Mpumalanga is home to a cluster of 12 coal-fired power stations and according to Greenpeace, is one of the world’s worst Nitrogen Dioxide pollution hotspots. There are currently no large utility-scale wind and solar projects commissioned in the province. The reason for this is that solar resources in the province cannot compete with projects in other provinces of the country where natural resources are higher. On average, yearly wind resources in Mpumalanga comes out at around 6,3 m/s at a higher-than-normal hub height of 140m. Solar average yields are between 4.5 and 7 kWh/m 2 depending on geographical location.

Criteria and weighting system to even the playing fields

Simply put, because of the reduced natural resources, wind and solar projects in Mpumalanga cannot compete competitively in Round 5 and will not be successful under the current criteria specified by the IPP Office.
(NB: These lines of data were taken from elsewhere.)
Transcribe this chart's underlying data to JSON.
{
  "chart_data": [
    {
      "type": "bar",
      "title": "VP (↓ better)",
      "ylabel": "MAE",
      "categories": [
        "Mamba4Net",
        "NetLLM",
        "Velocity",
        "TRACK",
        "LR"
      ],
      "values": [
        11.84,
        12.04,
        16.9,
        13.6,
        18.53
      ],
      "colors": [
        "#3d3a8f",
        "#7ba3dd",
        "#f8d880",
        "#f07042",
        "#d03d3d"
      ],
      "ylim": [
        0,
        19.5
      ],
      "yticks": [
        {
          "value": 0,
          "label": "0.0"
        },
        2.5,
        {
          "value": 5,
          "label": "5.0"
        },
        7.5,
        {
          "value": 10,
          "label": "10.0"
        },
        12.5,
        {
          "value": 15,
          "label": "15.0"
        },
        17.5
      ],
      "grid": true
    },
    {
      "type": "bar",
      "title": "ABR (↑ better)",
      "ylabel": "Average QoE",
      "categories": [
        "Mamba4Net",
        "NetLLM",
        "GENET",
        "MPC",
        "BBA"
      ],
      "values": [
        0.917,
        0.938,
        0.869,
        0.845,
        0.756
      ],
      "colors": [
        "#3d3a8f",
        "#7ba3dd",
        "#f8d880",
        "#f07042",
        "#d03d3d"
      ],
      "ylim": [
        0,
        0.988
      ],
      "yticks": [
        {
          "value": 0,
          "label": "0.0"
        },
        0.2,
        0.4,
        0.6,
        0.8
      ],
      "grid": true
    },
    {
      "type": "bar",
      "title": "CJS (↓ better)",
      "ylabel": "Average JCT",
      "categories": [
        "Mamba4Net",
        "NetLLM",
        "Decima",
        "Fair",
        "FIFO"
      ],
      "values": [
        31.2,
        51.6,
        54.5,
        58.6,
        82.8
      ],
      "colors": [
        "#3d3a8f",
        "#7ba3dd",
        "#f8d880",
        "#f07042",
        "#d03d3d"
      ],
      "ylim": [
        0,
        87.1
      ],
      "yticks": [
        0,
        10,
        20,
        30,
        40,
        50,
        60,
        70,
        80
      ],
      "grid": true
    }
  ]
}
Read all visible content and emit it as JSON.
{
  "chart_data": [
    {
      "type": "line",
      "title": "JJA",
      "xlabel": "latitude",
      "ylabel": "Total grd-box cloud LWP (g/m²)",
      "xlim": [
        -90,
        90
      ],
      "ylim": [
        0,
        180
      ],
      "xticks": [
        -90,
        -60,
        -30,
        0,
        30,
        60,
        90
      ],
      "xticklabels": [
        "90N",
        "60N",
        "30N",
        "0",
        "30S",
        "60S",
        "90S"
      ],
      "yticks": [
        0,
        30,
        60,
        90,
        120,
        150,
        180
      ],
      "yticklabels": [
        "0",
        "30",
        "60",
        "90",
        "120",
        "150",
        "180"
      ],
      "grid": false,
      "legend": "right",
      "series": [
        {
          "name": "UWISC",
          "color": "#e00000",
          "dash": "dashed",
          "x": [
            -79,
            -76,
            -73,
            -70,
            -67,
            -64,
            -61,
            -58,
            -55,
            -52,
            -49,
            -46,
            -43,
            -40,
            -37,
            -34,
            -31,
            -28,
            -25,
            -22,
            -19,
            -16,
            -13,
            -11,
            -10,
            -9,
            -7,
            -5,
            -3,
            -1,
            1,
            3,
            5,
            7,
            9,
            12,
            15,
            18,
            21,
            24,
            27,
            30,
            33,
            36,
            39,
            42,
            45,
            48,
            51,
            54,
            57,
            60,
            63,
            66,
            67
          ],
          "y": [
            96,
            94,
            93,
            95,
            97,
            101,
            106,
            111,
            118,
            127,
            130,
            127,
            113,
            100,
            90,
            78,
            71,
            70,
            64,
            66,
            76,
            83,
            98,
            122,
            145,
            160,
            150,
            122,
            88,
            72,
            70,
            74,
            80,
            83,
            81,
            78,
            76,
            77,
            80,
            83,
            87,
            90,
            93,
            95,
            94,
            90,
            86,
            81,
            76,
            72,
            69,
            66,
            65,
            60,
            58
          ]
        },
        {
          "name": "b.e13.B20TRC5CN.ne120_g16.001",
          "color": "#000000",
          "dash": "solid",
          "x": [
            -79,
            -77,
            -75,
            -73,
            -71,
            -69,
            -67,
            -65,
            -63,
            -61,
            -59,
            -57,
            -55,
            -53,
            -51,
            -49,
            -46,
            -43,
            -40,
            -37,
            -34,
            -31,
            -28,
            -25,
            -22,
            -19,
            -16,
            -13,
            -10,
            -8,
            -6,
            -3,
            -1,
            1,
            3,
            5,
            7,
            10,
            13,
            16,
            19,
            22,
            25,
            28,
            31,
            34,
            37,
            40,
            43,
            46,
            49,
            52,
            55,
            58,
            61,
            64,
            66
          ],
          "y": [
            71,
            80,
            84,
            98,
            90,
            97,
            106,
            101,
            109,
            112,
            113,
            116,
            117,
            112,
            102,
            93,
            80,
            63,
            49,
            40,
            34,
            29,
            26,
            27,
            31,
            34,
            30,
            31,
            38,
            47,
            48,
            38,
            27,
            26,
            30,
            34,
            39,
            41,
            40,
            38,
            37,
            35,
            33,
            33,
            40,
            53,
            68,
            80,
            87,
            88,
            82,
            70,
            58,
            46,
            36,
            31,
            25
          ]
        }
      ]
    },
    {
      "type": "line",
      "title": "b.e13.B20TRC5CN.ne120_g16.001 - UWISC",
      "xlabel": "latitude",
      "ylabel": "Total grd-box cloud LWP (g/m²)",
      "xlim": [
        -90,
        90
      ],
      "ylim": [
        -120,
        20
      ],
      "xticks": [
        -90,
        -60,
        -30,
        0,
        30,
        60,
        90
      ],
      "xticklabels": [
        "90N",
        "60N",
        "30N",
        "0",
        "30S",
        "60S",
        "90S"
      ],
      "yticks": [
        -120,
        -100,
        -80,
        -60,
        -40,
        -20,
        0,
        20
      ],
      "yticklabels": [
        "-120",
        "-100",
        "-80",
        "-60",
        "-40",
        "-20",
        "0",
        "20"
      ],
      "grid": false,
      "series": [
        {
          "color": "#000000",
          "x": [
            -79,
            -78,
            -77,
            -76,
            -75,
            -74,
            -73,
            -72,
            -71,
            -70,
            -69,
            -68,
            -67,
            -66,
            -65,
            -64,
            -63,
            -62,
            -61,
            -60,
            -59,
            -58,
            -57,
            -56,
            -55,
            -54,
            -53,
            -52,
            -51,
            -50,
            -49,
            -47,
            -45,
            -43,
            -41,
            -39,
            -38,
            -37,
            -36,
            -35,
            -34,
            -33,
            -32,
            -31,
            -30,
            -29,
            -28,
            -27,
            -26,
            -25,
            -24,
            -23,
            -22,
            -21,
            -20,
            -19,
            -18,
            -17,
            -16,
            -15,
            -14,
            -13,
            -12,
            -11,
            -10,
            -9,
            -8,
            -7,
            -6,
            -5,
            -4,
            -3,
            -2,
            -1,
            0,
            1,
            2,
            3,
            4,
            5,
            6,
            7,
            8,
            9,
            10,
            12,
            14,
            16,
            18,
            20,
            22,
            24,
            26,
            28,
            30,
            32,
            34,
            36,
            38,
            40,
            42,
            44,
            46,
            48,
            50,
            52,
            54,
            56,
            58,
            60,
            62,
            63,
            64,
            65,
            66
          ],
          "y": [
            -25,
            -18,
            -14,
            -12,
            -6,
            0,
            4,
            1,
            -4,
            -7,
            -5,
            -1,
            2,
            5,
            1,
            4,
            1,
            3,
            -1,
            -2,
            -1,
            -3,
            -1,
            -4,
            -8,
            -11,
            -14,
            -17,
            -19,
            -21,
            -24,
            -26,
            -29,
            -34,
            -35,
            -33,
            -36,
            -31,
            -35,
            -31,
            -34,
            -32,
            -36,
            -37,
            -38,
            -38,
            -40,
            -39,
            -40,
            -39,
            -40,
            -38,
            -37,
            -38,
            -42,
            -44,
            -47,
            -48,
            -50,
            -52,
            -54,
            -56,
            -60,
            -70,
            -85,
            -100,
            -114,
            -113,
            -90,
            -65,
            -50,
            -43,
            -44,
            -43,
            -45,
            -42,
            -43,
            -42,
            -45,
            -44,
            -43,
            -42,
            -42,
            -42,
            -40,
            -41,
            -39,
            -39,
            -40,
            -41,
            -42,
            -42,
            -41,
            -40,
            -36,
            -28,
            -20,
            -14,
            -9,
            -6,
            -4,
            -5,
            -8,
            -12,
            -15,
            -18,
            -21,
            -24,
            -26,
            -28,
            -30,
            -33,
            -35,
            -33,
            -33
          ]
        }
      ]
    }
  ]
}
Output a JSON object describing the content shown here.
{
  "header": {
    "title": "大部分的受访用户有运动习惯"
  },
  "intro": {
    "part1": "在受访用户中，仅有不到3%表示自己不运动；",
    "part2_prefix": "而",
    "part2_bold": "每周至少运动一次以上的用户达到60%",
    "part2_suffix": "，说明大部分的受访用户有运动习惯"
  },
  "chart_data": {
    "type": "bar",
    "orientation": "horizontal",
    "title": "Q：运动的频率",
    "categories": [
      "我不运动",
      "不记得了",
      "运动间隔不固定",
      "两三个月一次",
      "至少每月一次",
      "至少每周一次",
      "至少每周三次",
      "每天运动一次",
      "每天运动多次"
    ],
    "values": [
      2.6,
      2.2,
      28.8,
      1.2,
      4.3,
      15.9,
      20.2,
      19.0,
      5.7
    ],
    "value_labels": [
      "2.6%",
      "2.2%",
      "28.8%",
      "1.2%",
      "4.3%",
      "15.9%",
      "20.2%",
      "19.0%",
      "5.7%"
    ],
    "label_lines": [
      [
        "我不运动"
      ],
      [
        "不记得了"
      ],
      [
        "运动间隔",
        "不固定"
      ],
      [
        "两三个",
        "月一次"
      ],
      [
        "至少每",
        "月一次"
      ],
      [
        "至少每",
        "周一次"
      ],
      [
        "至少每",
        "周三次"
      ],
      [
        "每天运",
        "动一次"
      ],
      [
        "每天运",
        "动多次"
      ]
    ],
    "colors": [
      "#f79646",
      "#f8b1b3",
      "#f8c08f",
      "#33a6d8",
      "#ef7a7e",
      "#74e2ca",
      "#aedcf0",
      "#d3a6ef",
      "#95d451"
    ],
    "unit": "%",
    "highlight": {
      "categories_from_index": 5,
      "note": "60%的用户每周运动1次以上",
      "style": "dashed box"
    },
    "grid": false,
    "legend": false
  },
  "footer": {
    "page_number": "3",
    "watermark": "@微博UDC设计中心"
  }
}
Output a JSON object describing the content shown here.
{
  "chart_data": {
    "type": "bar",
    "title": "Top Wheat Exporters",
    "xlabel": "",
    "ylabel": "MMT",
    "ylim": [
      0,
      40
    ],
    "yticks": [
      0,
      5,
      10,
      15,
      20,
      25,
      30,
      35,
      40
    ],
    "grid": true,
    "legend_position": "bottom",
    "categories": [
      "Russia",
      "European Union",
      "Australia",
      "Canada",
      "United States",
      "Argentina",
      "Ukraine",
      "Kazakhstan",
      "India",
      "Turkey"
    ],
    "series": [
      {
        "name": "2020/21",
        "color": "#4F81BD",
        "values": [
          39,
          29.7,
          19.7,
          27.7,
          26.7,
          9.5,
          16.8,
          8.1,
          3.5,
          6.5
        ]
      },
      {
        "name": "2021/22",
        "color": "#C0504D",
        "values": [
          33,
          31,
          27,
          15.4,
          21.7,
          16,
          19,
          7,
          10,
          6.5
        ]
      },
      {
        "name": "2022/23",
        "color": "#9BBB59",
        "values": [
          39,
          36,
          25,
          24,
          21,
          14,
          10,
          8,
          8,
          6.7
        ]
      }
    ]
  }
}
For such projects to be successful, there needs to be a weighting system regarding geographical location, natural resources plus new criteria specifically addressing the repurposing of land plus training and employment of coal industry workers in renewable technology. The only way to do this is through official policy and criteria specification in the REIPPP Programme.

One of the costs of not doing it

In 2018 the coal industry accounted for 86,919 jobs in the country. That year, in total, employees in the coal sector earned R24.7 billion. The workers are often the sole breadwinner for an extended family.

In the same year trade unions National Union of Mineworkers (NUM) and the National Union of Metalworkers of South Africa (NUMSA), who collectively have over 600000 members, rejected government plans to close five coal-fired power stations and award renewable energy contracts to independent power producers (IPPs) without a Just Transition plan in place. Read more.

As a result, there were further extended delays in signing off 27 renewable energy projects that achieved preferred bidder status back in 2015. The two unions are not scared to embark on a solidarity mass strike action involving all members which involves criminality, acts of sabotage and destruction of property to bring the country’s energy sector to a standstill. Read more

No doubt, we can expect the same scenario to play out as Round 5 preferred bidders are announced later in the year.  

Hopefully, REIPPPP Round 6 Economic Development Qualification Criteria addresses the very important ‘just and equitable transition from coal to renewables’ in a bold way.